Court Opinion

ID: 8527531
Source: CourtListenerOpinion
Date Created: 2022-11-23 10:57:42.287875+00
Date Added: 2024-06-11T16:51:40.929963
License: Public Domain

Mb. Justice Wole
delivered the opinion of the court.
The complainants in this case essentially alleged that they were the owners of two pieces of property in Bio Piedras (describing them); that their ancestor permitted the defendant to live on a piece of land composed of eight acres, which was a segregation out of the latter of the two pieces of thirty acres, and that the said defendant withheld the same from the complainants without right or title thereto. While there were recitals of evidence in the complaint which were unnecessary, the said essential facts were sufficiently well alleged and the complaint was sufficient.
The defendant answered with a general denial and then Octavio García Salgado appeared and asked to he allowed to intervene in the suit as the real owner of the property sought to he revendicated. Permission was granted. Trial was had and judgment given for the complainants.
*340In its opinion the court said that it would have been difficult to identify the land if the intervenor had not admitted his possession of the same. The appellant insists that all that he admitted was that the land described was his and that he did not admit that the eight acres had been carved out of, or was a part of, the thirty for which the complainants produced a title.
We do not know why the complainants found it necessary to describe two pieces of land of thirty acres each in their complaint, but we suppose it was because they were contiguous and they paid taxes on them as a whole, and perhaps to anticipate the defense that these second thirty acres could be accounted for by reference to the first thirty.
We agree that the intervenor made no more admissions than claimed, but we also find that the court meant no more, for after making the alleged statement the court went on to say: “From the whole proof the court arrives at the conclusion that the eight acres were a part of a farm of thirty acres that Francisco Bibiano de la Cruz acquired by purchase from José G-arcia by a deed made before notary Mauricio Guerra on July 28, 1897; -that on the said land, by the tolerance of the owners, Rafael Bernabe first lived and after-wards, against the will of the owners, Pedro Bernabe, and that neither the father, Rafael Bernabe, nor his son were ever owners or true possessors of said land.” Francisco Bibiano de la Cruz was the ancestor of the complainant. Pedro Bernabe was the original defendant and turned over the possession to the said intervenor after this suit was brought.
The court besides analyzed the proof to demonstrate that the intervenor never had any real title by purchase or otherwise. His lack of title was so clear that we shall spend no further time in discussing it.

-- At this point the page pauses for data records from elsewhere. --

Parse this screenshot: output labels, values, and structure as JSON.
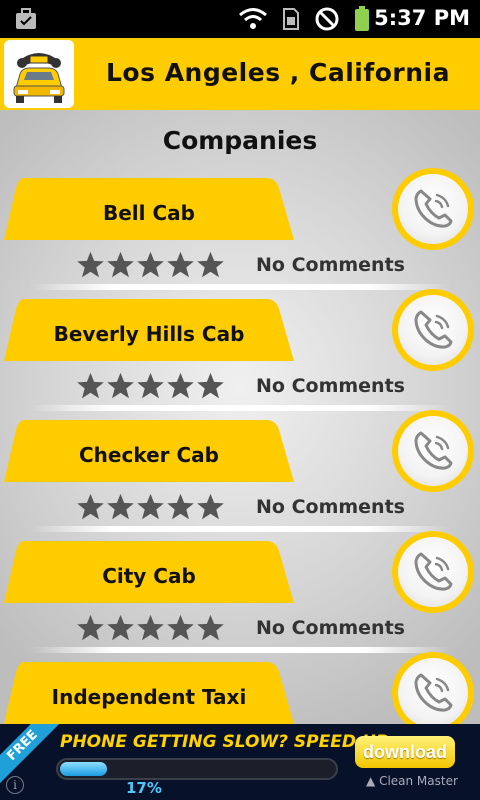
{
  "status_bar": {
    "time": "5:37 PM",
    "icons": [
      "briefcase-icon",
      "wifi-icon",
      "sim-icon",
      "do-not-disturb-icon",
      "battery-icon"
    ]
  },
  "header": {
    "logo_icon": "taxi-phone-logo",
    "title": "Los Angeles , California",
    "background": "#ffcc00"
  },
  "main": {
    "section_title": "Companies",
    "companies": [
      {
        "name": "Bell Cab",
        "rating": 0,
        "comments": "No Comments"
      },
      {
        "name": "Beverly Hills Cab",
        "rating": 0,
        "comments": "No Comments"
      },
      {
        "name": "Checker Cab",
        "rating": 0,
        "comments": "No Comments"
      },
      {
        "name": "City Cab",
        "rating": 0,
        "comments": "No Comments"
      },
      {
        "name": "Independent Taxi",
        "rating": 0,
        "comments": ""
      }
    ],
    "accent": "#ffcc00",
    "star_color": "#555555"
  },
  "ad": {
    "ribbon": "FREE",
    "headline": "PHONE GETTING SLOW? SPEED UP",
    "progress": 0.17,
    "progress_label": "17%",
    "button": "download",
    "brand": "Clean Master",
    "info": "i"
  }
}
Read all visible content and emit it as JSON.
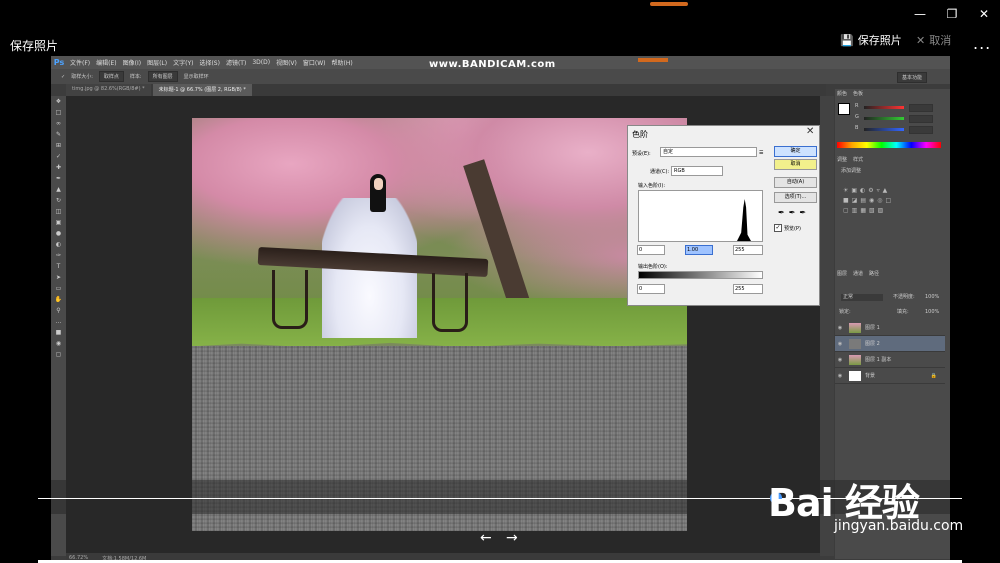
{
  "viewer": {
    "title": "保存照片",
    "save_label": "保存照片",
    "cancel_label": "取消",
    "more": "..."
  },
  "ps": {
    "logo": "Ps",
    "menu": [
      "文件(F)",
      "编辑(E)",
      "图像(I)",
      "图层(L)",
      "文字(Y)",
      "选择(S)",
      "滤镜(T)",
      "3D(D)",
      "视图(V)",
      "窗口(W)",
      "帮助(H)"
    ],
    "watermark": "www.BANDICAM.com",
    "options": {
      "tool_size_label": "取样大小:",
      "tool_size_value": "取样点",
      "sample_label": "样本:",
      "sample_value": "所有图层",
      "show_ring": "显示取样环"
    },
    "workspace": "基本功能",
    "tabs": [
      "timg.jpg @ 82.6%(RGB/8#) *",
      "未标题-1 @ 66.7% (图层 2, RGB/8) *"
    ],
    "status": {
      "zoom": "66.72%",
      "doc": "文档:1.58M/12.6M"
    }
  },
  "levels": {
    "title": "色阶",
    "preset_label": "预设(E):",
    "preset_value": "自定",
    "channel_label": "通道(C):",
    "channel_value": "RGB",
    "input_label": "输入色阶(I):",
    "input_black": "0",
    "input_gamma": "1.00",
    "input_white": "255",
    "output_label": "输出色阶(O):",
    "output_black": "0",
    "output_white": "255",
    "ok": "确定",
    "cancel": "取消",
    "auto": "自动(A)",
    "options": "选项(T)...",
    "preview": "预览(P)"
  },
  "panels": {
    "color_tabs": [
      "颜色",
      "色板"
    ],
    "sliders": [
      {
        "label": "R",
        "color": "#ff3333"
      },
      {
        "label": "G",
        "color": "#33cc33"
      },
      {
        "label": "B",
        "color": "#3366ff"
      }
    ],
    "adjust_tabs": [
      "调整",
      "样式"
    ],
    "adjust_hint": "添加调整",
    "layer_tabs": [
      "图层",
      "通道",
      "路径"
    ],
    "blend_mode": "正常",
    "opacity_label": "不透明度:",
    "opacity_value": "100%",
    "lock_label": "锁定:",
    "fill_label": "填充:",
    "fill_value": "100%",
    "layers": [
      {
        "name": "图层 1",
        "selected": false
      },
      {
        "name": "图层 2",
        "selected": true
      },
      {
        "name": "图层 1 副本",
        "selected": false
      },
      {
        "name": "背景",
        "selected": false
      }
    ]
  },
  "overlay": {
    "baidu": "Bai 经验",
    "url": "jingyan.baidu.com"
  },
  "colors": {
    "accent": "#4a9cff",
    "progress": "#d2691e",
    "ok_button": "#cde2ff",
    "cancel_button": "#f2f08c"
  }
}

And for the same reason we shall not discuss the question of prescription more than to *341say that there was no title shown, to say nothing of a just title.
Of course the complainants must recover on the strength of their own title, hut when a defendant transfers the possession post litem motam this is a circumstance somewhat like flight in criminal cases and entitled to some weight. Indeed the intervenor made a claim that he had acquired the title from the mother of the defendant and that the said defendant was a mere superintendent of the said intervenor.
There was a strong conflict in the evidence. A good deal depended on where was the northern boundary of the said thirty acres. The appellant maintains that the titles of the complainant do not show that their land, bounded on the north by Hernández, was separated by a brook named Carne Fresca. This brook is now the northern boundary of the eight acres claimed. The appellees, on the other hand, maintain that the evidence tends to show that Hernández never owned or held land to the south of the brook at the boundary claimed by the appellees. Likewise, the appellant introduced evidence tending to show that there was a series of trees, a natural boundary to the north beyond which the land of the complainants did not extend. The appellees admitted the existence of the trees, but denied that there was any boundary there, natural or artificial. As the intervenor claimed indirectly through Hernández, these division points were important.
As the land in the possession of the complainant, described as thirty acres, would only contain a little over twenty, the appellant attempts to explain this difference by showing mistakes or different groupings of the whole sixty acres belonging to the appellees.
All these matters, however, were all questions going to the weight of the evidence and the appellant has failed to convince us that the court made any error in its consideration of the same. On the contrary, we are inclined to the *342view that a clear preponderance of the same was with the appellees.
The judgment must be

Affirmed.

Justices Del Toro, Aldrey and Hutchison concurred.
Mr. Chief Justice Hernández took no part in the decision of this case.